On Monday, three of Russia's largest independent newspapers published identical front-page headlines in solidarity with Golunov. It is a rare show of coordination in Russia's politically diverse media landscape.
In a joint statement under the headline "I am/We are Ivan Golunov," Vedomosti, Komersant, and RBK questioned the evidence against Golunov and demanded transparency and a review of police behavior toward him.
"We expect law enforcement agencies to scrupulously observe the law, and demand maximum openness when it comes to the investigation," the newspapers said, according to Reuters. "We demand the law be respected by everyone and for everyone."

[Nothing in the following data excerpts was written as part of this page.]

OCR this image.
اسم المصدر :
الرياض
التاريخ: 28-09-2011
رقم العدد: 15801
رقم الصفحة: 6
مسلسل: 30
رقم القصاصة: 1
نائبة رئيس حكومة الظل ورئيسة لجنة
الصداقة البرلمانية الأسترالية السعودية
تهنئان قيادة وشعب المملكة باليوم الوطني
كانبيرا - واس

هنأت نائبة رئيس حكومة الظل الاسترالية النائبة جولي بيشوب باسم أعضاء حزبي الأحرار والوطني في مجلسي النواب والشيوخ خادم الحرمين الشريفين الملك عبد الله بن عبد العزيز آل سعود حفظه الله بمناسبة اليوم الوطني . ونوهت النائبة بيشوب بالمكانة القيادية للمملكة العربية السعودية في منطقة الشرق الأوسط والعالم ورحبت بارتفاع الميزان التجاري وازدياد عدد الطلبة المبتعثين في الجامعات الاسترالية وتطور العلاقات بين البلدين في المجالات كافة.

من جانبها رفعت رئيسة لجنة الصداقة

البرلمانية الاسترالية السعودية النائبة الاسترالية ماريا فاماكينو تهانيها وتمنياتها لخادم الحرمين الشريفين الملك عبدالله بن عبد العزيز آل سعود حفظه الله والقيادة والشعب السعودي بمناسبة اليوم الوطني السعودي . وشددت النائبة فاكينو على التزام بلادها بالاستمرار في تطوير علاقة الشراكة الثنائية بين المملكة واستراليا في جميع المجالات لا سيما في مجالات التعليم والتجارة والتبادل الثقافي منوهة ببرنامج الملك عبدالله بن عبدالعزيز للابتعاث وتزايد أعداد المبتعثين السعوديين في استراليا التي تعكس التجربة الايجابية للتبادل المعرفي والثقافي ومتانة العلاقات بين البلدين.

Even the privately-owned, pro-Kremlin Komsomolskaya Pravda newspaper said the investigation into Golunov needed "irrefutable evidence," or else it harms "the reputation of the law enforcement, the country, and all of us," BBC Monitoring reported.
Golunov's lawyer previously told Reuters that police planted drugs on his client to frame him.
Police initially released photos of drugs and scales in what they said was Golunov's home, but later retracted them saying the photos had been taken in another flat, The Associated Press reported.
Supporters described Golunov's transfer from prison to house arrest as a small victory, suggesting that the government had grown nervous after the furious reaction to the arrest.
State TV on Sunday aired a program in which police officers defended their evidence against Golunov, Reuters said.
BBC Monitoring said that the numerous Kremlin-controlled channels have not otherwise covered the case.
Russian President Vladimir Putin has not commented on Golunov.